Los griegos, como se sabe, disponían de un sistema político en el que muchos, muchos ciudadanos participaban en algún momento de su vida, por supuesto temporalmente, en la gestión ordinaria de la cosa pública. Incluso para algunas de estas actividades se recurría al sorteo como sistema de selección. De esta forma gran parte de la ciudadanía, con el paso del tiempo, adquiría una cierta experiencia en el manejo de los asuntos públicos, encontrándose así en mejores condiciones de juzgar a los gestores y administradores de la res pública.

Obviamente, hoy la política ha cambiado y se requieren para algunas actividades unos conocimientos y unas capacidades especiales. Quien lo puede dudar. Sin embargo, el que muchos ciudadanos asuman responsabilidades públicas en algún momento, evitando la tendencia, todavía presente,  a que siempre estén los mismos o sus afines en la rectoría de las cosas públicas, es algo bueno, muy bueno para la salud democrática y para una mejor comprensión por parte del pueblo de la actividad política.

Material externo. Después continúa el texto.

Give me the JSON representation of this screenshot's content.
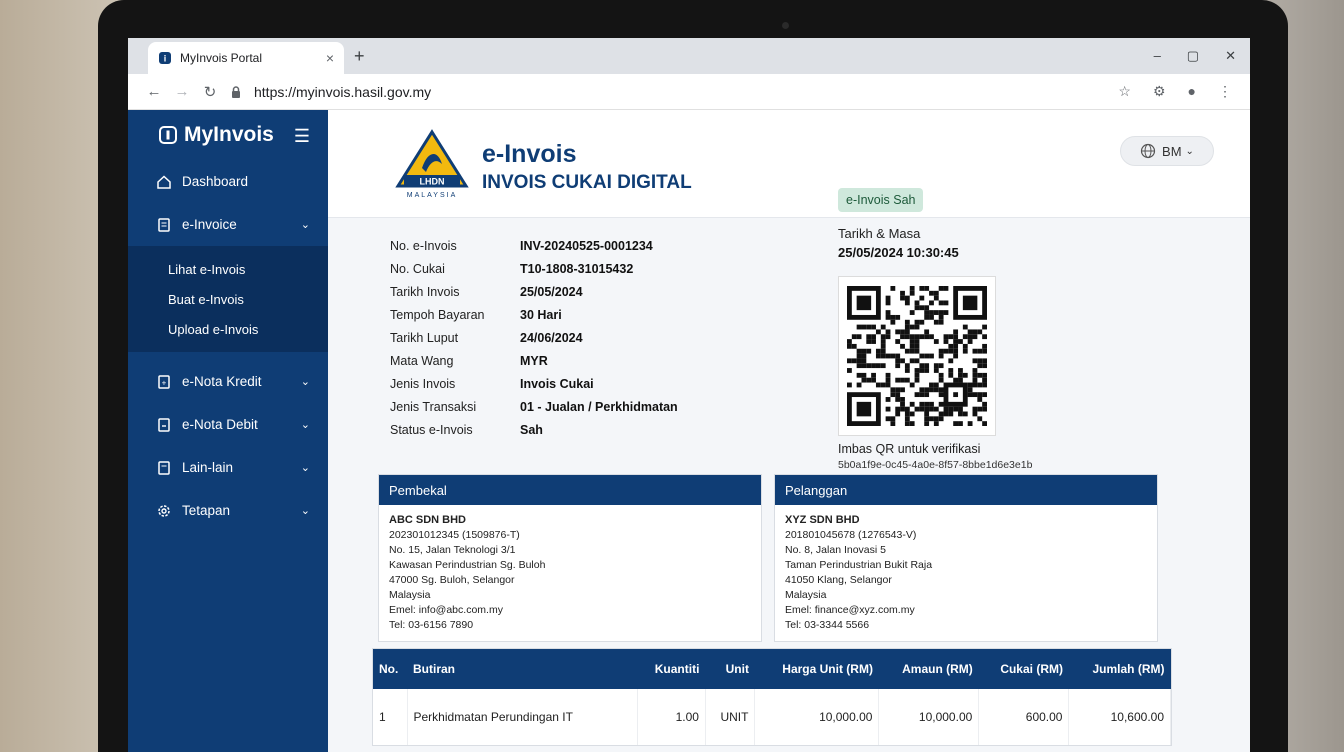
{
  "browser": {
    "tab_title": "MyInvois Portal",
    "url": "https://myinvois.hasil.gov.my",
    "new_tab": "+",
    "tab_close": "×"
  },
  "sidebar": {
    "brand": "MyInvois",
    "items": [
      {
        "label": "Dashboard",
        "icon": "home-icon"
      },
      {
        "label": "e-Invoice",
        "icon": "document-icon"
      },
      {
        "label": "e-Nota Kredit",
        "icon": "credit-note-icon"
      },
      {
        "label": "e-Nota Debit",
        "icon": "debit-note-icon"
      },
      {
        "label": "Lain-lain",
        "icon": "folder-icon"
      },
      {
        "label": "Tetapan",
        "icon": "gear-icon"
      }
    ],
    "subitems": [
      "Lihat e-Invois",
      "Buat e-Invois",
      "Upload e-Invois"
    ]
  },
  "header": {
    "title": "e-Invois",
    "subtitle": "INVOIS CUKAI DIGITAL",
    "logo_text": "LHDN",
    "logo_country": "MALAYSIA",
    "lang": "BM"
  },
  "invoice_meta": [
    {
      "label": "No. e-Invois",
      "value": "INV-20240525-0001234"
    },
    {
      "label": "No. Cukai",
      "value": "T10-1808-31015432"
    },
    {
      "label": "Tarikh Invois",
      "value": "25/05/2024"
    },
    {
      "label": "Tempoh Bayaran",
      "value": "30 Hari"
    },
    {
      "label": "Tarikh Luput",
      "value": "24/06/2024"
    },
    {
      "label": "Mata Wang",
      "value": "MYR"
    },
    {
      "label": "Jenis Invois",
      "value": "Invois Cukai"
    },
    {
      "label": "Jenis Transaksi",
      "value": "01 - Jualan / Perkhidmatan"
    },
    {
      "label": "Status e-Invois",
      "value": "Sah"
    }
  ],
  "verification": {
    "badge": "e-Invois Sah",
    "datetime_label": "Tarikh & Masa",
    "datetime_value": "25/05/2024 10:30:45",
    "qr_caption": "Imbas QR untuk verifikasi",
    "uuid": "5b0a1f9e-0c45-4a0e-8f57-8bbe1d6e3e1b"
  },
  "supplier": {
    "heading": "Pembekal",
    "name": "ABC SDN BHD",
    "reg": "202301012345 (1509876-T)",
    "addr1": "No. 15, Jalan Teknologi 3/1",
    "addr2": "Kawasan Perindustrian Sg. Buloh",
    "addr3": "47000 Sg. Buloh, Selangor",
    "country": "Malaysia",
    "email": "Emel: info@abc.com.my",
    "tel": "Tel: 03-6156 7890"
  },
  "customer": {
    "heading": "Pelanggan",
    "name": "XYZ SDN BHD",
    "reg": "201801045678 (1276543-V)",
    "addr1": "No. 8, Jalan Inovasi 5",
    "addr2": "Taman Perindustrian Bukit Raja",
    "addr3": "41050 Klang, Selangor",
    "country": "Malaysia",
    "email": "Emel: finance@xyz.com.my",
    "tel": "Tel: 03-3344 5566"
  },
  "items_table": {
    "headers": [
      "No.",
      "Butiran",
      "Kuantiti",
      "Unit",
      "Harga Unit (RM)",
      "Amaun (RM)",
      "Cukai (RM)",
      "Jumlah (RM)"
    ],
    "rows": [
      [
        "1",
        "Perkhidmatan Perundingan IT",
        "1.00",
        "UNIT",
        "10,000.00",
        "10,000.00",
        "600.00",
        "10,600.00"
      ]
    ]
  },
  "colors": {
    "brand_navy": "#0f3d75",
    "badge_green": "#cfe8dc"
  }
}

La razón de ser de la política es la mejora de las condiciones de vida de las personas. Su ejercicio correcto puede coadyuvar a resolver muchos problemas de las personas en su dimensión colectiva.  Cuándo la cabeza, y la voluntad, se centran en la resolución de los problemas de la colectividad, en cómo mejorar las condiciones de vida de los ciudadanos, entonces, aparece la mentalidad abierta, la metodología del entendimiento y, por supuesto, la sensibilidad social.

Sin embargo, como bien sabemos, es posible, y no poco frecuente, otra forma de estar y de trabajar en política. En efecto, con frecuencia  se aspira a permanecer y a conservar el estatus. Hay, no son pocos son auténticos profesionales de la conservación del poder por el procedimiento que sea. En este contexto, los problemas reales de las personas son secundarios porque lo primario y principal es tejer relaciones inquebrantables que blinden la adicción al mando.

Las encuestas que en este tiempo se dan a conocer acerca de la opinión de la ciudadanía acerca de los políticos y de la política son bien conocidas y no merecen mayores comentarios.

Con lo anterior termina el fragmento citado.